Take the short boundaries – measuring about 42-44 metres from the batting end in some cases. IPL matches at the DY Patil Stadium, Wankhede Stadium and Brabourne Stadium – located across Mumbai and New Mumbai – had boundary lengths at a maximum of 70 metres last season. They are understood to have been pulled in to contribute to high-scoring matches in the WPL, perhaps vindicated by several 200-plus totals put on by the five sides in the first two weeks, yet they have left many a player wanting for more discretion in terms of amping the spectacle of the women’s game. “It is nice for a batter but not so much for a bowler,” the New Zealand captain Sophie Devine, the Royal Challengers Bangalore all-rounder, had said in a pre-match interview on 6 March. Twelve days later, it was Devine who broke the record for the longest six of the tournament, with a 94-metre hit at the Brabourne Stadium during her record 36-ball 99 against Gujarat Giants.

On Tuesday, the last league day of the WPL, Sciver-Brunt, however, highlighted how the gradual slowing of the surfaces has negated some of the early advantage batters enjoyed. “I mean, they’re short, right?” she said of the boundary dimensions, smiling. “Everyone’s talked about it right at the start. But since then, it’s not really [made much of a difference]. Because the wickets have been a little bit slower or a little bit stoppy or turning or whatever it is [as the tournament has progressed], that then brings in more for the bowlers.”

The other aspect the league stage found itself somewhat wanting is the performance of Indian cricketers, internationals or otherwise. A case in point: only one uncapped domestic player – Indians left-arm spinner Saika Ishaque – features on the top 10 wicket-takers’ chart, and none among the top 10 on the highest run-scorers’ list, where Kaur and Capitals teenager Shafali Verma are the only Indian representation.
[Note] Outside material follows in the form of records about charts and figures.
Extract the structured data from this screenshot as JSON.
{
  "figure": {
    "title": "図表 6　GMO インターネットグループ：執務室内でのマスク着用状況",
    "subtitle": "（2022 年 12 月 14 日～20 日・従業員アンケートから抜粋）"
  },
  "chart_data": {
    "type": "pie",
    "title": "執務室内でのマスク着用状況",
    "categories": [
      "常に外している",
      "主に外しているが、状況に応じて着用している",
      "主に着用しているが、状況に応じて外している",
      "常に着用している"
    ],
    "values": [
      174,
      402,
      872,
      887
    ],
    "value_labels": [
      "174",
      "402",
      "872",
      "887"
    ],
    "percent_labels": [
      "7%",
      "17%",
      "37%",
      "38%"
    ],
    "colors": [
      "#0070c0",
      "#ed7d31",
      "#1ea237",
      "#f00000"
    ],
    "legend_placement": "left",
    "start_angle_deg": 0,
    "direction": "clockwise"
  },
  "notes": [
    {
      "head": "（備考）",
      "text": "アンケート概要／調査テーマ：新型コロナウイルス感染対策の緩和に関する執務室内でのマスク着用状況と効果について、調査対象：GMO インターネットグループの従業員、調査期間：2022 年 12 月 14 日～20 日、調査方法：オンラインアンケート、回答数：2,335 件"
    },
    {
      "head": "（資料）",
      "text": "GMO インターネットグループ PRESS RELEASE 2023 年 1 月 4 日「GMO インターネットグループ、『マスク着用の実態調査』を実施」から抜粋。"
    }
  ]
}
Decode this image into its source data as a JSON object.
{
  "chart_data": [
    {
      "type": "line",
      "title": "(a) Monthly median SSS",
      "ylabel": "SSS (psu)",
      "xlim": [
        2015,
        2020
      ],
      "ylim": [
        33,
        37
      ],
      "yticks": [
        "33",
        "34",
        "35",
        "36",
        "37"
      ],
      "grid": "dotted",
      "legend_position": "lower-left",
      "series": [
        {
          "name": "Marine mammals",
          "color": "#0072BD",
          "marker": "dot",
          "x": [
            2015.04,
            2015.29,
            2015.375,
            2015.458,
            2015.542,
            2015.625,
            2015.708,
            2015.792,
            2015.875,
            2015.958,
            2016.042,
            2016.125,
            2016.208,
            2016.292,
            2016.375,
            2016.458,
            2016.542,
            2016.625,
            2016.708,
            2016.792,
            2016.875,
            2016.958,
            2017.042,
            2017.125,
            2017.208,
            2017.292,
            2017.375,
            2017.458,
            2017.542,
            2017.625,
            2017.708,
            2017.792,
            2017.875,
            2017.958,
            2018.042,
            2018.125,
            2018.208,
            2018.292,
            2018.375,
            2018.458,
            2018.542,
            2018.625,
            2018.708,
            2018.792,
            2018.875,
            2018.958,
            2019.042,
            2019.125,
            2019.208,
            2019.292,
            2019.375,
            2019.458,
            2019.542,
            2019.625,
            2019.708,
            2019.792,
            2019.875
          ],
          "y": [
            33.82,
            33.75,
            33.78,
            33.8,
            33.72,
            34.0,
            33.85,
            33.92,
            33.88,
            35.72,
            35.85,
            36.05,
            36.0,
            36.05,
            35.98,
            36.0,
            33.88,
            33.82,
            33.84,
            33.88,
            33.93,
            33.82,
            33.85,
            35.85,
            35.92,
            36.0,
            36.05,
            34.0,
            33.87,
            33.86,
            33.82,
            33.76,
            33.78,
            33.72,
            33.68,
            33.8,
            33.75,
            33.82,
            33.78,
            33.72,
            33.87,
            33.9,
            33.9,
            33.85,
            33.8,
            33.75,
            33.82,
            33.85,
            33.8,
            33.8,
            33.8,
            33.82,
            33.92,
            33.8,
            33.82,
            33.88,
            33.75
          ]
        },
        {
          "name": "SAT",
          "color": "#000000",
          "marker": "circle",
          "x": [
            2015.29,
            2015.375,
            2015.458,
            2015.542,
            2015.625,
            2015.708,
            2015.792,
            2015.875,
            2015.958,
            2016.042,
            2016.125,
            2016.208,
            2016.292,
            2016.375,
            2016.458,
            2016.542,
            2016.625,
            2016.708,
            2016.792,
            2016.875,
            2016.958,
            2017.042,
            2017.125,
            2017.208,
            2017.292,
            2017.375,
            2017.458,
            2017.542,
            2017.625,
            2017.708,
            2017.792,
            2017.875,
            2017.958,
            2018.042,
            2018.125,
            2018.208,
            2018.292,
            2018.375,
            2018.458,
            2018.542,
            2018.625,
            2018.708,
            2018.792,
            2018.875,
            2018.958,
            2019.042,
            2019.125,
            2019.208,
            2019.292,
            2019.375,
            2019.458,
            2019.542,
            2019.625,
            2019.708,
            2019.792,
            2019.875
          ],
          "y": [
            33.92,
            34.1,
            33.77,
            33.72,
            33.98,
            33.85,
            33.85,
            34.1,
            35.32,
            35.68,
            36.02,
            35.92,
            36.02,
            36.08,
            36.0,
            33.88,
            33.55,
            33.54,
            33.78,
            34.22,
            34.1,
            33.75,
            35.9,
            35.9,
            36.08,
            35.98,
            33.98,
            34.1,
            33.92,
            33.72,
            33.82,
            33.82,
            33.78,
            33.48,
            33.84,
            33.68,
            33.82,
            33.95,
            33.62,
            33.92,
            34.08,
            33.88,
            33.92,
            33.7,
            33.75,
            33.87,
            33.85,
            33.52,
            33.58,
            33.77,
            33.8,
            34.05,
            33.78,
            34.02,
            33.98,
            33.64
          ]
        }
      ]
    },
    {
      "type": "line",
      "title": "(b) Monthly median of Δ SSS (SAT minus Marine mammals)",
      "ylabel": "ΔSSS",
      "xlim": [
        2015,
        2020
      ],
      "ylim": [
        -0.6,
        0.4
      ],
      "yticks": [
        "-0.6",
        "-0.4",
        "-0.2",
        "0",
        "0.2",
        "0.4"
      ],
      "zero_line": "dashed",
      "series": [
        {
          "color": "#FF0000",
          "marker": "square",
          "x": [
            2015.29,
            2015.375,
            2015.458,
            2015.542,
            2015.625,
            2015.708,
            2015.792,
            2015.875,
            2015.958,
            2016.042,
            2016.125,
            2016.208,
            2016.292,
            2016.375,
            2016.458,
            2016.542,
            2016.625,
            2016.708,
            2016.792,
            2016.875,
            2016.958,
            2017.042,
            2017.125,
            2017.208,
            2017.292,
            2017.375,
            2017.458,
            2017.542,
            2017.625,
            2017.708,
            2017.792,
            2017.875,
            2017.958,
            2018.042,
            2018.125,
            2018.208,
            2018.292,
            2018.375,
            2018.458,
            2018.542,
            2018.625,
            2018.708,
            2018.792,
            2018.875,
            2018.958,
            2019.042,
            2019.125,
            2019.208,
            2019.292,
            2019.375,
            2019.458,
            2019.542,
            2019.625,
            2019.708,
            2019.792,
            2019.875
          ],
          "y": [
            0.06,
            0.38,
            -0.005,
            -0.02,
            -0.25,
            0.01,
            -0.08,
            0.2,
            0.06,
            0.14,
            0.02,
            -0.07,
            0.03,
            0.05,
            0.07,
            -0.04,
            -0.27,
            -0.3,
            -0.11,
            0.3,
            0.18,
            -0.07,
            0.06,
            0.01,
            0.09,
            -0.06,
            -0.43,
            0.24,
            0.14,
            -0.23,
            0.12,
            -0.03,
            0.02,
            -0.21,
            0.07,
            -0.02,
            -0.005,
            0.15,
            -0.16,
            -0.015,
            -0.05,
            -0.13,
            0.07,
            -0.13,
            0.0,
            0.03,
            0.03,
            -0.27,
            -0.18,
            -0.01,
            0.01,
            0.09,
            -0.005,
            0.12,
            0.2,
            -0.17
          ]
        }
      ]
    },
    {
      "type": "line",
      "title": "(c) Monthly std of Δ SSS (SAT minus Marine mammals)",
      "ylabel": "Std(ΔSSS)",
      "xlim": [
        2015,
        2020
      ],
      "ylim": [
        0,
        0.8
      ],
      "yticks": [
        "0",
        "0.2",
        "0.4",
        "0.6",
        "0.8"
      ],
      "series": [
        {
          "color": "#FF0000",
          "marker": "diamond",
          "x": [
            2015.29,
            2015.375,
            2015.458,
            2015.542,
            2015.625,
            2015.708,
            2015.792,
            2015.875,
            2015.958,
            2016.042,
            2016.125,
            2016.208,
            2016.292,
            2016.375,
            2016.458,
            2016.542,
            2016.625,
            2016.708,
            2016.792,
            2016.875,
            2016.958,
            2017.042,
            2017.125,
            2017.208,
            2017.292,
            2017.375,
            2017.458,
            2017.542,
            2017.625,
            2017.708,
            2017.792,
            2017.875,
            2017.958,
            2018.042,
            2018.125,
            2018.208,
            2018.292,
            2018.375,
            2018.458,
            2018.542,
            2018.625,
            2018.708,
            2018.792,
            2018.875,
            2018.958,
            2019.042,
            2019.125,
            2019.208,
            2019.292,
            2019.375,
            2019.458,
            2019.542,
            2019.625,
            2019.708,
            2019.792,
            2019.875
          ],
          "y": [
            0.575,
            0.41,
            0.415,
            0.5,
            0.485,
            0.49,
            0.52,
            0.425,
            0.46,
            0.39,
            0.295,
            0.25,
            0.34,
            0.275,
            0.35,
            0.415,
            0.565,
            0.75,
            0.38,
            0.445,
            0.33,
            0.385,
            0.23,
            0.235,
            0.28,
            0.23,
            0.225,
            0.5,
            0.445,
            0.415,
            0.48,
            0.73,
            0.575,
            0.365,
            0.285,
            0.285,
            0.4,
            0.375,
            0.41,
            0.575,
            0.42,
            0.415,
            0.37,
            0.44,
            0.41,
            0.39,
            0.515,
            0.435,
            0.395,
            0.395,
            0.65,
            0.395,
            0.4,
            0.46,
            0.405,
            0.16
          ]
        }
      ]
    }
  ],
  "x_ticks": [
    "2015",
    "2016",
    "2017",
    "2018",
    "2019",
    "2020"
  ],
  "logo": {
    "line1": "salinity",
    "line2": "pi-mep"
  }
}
Dayalan Hemalatha of Gujarat Giants plays a shot against UP Warriorz.
Dayalan Hemalatha of Gujarat Giants plays a shot against UP Warriorz. Photograph: Pankaj Nangia/Getty Images

Beyond the immediate tangibles, the confluence of Indian and overseas talent, however, could reap long-term dividends for the women’s game in India and globally. “I think there’s two parts to my job here: one is to win games of cricket and the other is to develop young Indian cricketers,” said Jon Lewis, the England and Warriorz head coach on Tuesday.

“The fact that we were in a position where we’re able to put again a 16-year-old leg-spinner [Parshavi Chopra] out and an 18-year-old fast bowler (Soppadhandi Yashasri) out into her first game [against Capitals], I think that should really be celebrated and that’s what this competition is all about: growing young Indian cricketers and giving them an experience.”

Perhaps the only way to summarise the strides the WPL has made would be to borrow an official tournament hashtag, which, in Hindi, goes: “#YehToBasShuruatHai (This is just the beginning).”